Dear Earthlife Africa Community
Before the year wraps, here are some of 2022’s highlights:
2022 (Twenty-Tutu) got off to a poignant start, with the loss of one of our heroes, beloved Archbishop Desmond Tutu. And then, in July, the environmental justice movement also lost activist and comrade Judith Taylor. We continue to draw strength from them and all the courageous environmental defenders who are no longer with us. Hambani Kahle!
Earthlife Africa Johannesburg kicked off the year was Nersa’s hearings regarding Eskom’s MYPD5 application, which were a shambles, since many of those who registered in the different provinces, were unable to present. It is clear we still have our work cut out for us because while meaningful public participation is fundamental to our many rights and responsibilities, it still remains a critical shortcoming in the country.
Then, in a bid to ensure that no-one is left behind and to bring communities into the climate change and just transition conversation, Earthlife Africa Johannesburg continued the community-based #JustTransitionDialogues and workshops. “Nothing about us, without us”. And I am happy to report that our work with communities in Gauteng, Limpopo and Eastern Cape, is paying off. People want to know where they fit in to the climate action and they want to be included.
Earthlife Africa has also started developing our very own activist group Grassroots for Climate Action, mostly young activists, who follow the work of and engage the Presidential Climate Change (PCC) Commission. This young group submitted their comments on the Just Transition Framework, with some of them penning powerful articles on the changes that must take place to move the country toward the #JustTransition. On top of all this, these activists also had a regular slot on Kingfisher FM (an Eastern Cape community radio station) to share what they know about addressing the climate crises with local audiences.
Our premier event in August – the annual Women and Climate Justice Seminar (in partnership with GenderCC) – held space for more than 100 indigenous women from Gauteng, Eastern Cape, and Limpopo to robustly discuss their role (from challenges to solutions) in #ClimateAction. Empowering communities to speak and stand up for themselves, especially when it comes to environmental and climate justice, is critical to what we do at Earthlife Africa. This was demonstrated by the impactful keynote speeches by vhoMphatheleni Makaulele – Keeper of the scared sites, and Makoma Lekalakala and Ndivile Mokoena.
On Saturday 10 December 2022 World Human Rights Day, Earthlife Africa Johannesburg together with partner organizations launched the Mulambwane Eco-Mapping Report. The report raises awareness about the importance of conserving and protecting our natural resources and nature, including heritage and sacred sites in response to the proposed Musina-Makhado Special Economic Zone (MMSEZ). The event also highlighted the threats to those who defend the environment, especially remembering those who have lost their lives, in the fight for environmental justice.

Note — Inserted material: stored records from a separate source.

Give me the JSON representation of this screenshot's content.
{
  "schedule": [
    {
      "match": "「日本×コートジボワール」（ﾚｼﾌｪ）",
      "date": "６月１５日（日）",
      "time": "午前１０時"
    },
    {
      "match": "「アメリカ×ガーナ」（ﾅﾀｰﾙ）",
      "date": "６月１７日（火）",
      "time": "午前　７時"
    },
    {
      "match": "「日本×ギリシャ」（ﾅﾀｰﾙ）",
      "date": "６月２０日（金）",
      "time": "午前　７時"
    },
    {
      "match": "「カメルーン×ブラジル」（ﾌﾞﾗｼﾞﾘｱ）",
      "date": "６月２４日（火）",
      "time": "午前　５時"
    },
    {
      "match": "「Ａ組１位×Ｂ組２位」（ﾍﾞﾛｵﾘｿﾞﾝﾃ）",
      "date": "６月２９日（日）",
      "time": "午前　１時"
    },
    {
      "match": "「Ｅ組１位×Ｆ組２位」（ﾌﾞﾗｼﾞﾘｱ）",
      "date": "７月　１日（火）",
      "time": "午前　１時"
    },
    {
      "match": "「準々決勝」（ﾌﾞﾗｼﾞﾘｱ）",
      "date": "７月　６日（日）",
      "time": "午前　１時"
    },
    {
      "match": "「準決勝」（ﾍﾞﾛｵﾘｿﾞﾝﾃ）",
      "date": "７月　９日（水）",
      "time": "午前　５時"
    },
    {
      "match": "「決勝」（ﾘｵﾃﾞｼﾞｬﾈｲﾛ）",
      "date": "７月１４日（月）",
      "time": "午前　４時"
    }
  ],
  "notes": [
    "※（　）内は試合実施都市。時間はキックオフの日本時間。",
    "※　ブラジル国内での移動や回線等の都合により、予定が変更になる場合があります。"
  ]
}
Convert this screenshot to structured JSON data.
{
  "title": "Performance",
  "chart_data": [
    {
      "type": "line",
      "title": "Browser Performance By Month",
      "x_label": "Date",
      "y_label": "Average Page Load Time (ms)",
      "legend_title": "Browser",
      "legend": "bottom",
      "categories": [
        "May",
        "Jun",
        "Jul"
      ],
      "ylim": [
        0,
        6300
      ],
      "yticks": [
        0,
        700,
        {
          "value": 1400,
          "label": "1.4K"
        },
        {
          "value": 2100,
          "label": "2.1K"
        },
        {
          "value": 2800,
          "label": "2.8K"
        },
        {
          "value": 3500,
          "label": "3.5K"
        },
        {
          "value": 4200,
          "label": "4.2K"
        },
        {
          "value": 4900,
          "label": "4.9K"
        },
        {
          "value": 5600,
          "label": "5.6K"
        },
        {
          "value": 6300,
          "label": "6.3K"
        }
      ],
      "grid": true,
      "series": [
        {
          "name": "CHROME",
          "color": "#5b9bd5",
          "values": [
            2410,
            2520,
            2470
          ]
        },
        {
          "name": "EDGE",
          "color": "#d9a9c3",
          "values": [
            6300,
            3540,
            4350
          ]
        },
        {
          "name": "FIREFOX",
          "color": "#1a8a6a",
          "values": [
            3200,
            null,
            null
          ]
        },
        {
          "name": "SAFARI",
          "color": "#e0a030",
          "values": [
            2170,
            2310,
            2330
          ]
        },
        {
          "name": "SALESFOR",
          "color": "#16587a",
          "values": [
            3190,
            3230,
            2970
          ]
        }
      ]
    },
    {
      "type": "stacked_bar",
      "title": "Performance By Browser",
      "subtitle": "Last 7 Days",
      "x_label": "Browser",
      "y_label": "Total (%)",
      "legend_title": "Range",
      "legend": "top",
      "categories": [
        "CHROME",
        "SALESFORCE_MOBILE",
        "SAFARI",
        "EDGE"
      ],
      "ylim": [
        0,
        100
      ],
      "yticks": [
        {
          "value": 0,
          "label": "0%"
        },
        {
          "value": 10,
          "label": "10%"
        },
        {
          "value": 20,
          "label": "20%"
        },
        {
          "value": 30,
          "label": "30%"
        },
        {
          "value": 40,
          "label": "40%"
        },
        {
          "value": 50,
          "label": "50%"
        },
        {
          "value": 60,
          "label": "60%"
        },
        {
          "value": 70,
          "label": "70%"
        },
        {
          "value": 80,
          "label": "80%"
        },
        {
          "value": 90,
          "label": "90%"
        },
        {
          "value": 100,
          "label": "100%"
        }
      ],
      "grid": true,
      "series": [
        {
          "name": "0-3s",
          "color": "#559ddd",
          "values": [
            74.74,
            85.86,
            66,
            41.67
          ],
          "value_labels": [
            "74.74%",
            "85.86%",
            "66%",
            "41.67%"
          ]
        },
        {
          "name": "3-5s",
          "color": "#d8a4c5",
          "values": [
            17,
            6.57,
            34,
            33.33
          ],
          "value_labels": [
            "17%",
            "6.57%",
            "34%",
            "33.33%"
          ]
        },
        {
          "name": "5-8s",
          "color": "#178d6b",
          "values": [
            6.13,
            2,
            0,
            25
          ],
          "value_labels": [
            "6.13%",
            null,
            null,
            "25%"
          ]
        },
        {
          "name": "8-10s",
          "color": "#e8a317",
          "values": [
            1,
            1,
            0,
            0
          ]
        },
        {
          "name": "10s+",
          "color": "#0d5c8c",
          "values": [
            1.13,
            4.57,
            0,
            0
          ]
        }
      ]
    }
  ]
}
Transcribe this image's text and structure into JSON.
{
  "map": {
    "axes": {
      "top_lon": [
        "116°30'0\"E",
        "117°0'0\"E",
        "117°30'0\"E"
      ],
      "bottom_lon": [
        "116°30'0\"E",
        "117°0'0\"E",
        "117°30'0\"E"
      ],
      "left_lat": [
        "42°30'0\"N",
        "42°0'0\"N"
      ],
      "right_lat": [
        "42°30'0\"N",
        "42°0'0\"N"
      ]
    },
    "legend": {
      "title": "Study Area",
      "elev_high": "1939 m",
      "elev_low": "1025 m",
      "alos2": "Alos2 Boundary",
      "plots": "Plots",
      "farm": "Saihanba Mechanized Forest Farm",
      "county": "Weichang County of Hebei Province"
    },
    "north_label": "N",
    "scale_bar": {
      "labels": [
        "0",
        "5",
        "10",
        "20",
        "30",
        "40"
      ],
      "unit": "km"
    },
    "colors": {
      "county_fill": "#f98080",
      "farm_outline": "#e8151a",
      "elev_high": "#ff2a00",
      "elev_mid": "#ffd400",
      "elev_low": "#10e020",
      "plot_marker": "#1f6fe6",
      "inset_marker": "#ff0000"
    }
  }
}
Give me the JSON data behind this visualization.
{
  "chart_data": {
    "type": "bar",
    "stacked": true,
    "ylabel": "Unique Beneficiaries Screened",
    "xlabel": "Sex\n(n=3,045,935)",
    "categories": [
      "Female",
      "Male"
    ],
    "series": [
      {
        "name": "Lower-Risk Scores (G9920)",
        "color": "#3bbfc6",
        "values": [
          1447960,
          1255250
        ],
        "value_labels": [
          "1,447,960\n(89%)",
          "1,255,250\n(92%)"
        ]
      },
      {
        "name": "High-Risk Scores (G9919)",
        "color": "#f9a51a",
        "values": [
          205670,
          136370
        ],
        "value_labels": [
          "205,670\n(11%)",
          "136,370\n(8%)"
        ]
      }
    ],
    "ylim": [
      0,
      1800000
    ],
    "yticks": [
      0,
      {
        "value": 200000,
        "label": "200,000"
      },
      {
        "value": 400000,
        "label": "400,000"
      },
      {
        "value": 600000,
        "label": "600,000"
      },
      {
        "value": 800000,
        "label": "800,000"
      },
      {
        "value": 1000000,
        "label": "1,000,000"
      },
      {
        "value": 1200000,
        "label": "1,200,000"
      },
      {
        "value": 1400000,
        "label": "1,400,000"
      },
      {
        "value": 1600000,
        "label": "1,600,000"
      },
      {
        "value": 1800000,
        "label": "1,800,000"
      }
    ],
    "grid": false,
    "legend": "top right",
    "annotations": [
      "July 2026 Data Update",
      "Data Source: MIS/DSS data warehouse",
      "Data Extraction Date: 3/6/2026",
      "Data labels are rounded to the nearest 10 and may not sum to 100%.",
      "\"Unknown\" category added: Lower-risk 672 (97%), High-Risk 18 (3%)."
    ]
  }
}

Each year, sometime during the annual COP event, climate and environmental justice activists from around the world join in a Global Day of Climate Action to urge decision makers to treat the climate crisis like the global emergency it is. This year’s march drew close to 1500 activists and concerned citizens – affected by the energy and climate crises – to the Constitutional Court to call for the development of strong policies that will fast track the just transition to a low carbon economy. Activists are particularly dissatisfied that these very important negotiations, which will affect people from all walks of life around the world, are largely driven by fossil fuel industries, with very little community-based representation.
Finally, this was a great year for Earthlife Africa’s Digital Storytelling Champions. This group of young activists continue to develop their social media storytelling skills, sharing stories from their communities. They particularly excelled when asked to share people’s struggles with the ongoing loadshedding – interviews with community members and their lived experience were well received online. Additionally, the Champs shared some great ideas for the holiday season with a focus on Reduce, Reuse and Recycling of waste.
Even though this has been a particularly tough year, it is clear that we do have much to be thankful for, but we should keep pushing for the just South Africa we want.
Looking forward to the year ahead, Earthlife Africa Johannesburg will continue to emphasize the importance of gender and how it should form part of the Nationally Determined Contributions (NDCs). Time is flying toward 2030. We are just seven (7) years away from what has been identified as a critical turning point, according to the climate science, before global temperatures reach disastrous levels, with impacts that cannot be backtracked. Therefore, we will continue with the successful #JustTransitionDialogues to ensure that the voices of those people at the grassroots are heard and recognised.
The fight against the Musina Makhado SEZ development also continues, since we must create awareness and highlight the destruction of the region’s rich biodiversity, at the forthcoming BRICS summit to be hosted by SA.
And while there remains a push for further nuclear development, we will be keeping an eye on the proposed plans to extend the lifespan of Koeberg Nuclear Power Station and will continue to point out the risks and dangers of such plans.
Earthlife Africa also commits to continue supporting coastal communities in their struggles to stop the destruction of our oceans, through gas (and oil, i.e. fossil fuels) exploration.
With that, I would like to thank you for your continued support throughout the year. May you have a good break over the holidays, and come back feeling refreshed and revived, ready to take on the challenges that lie ahead, with gusto.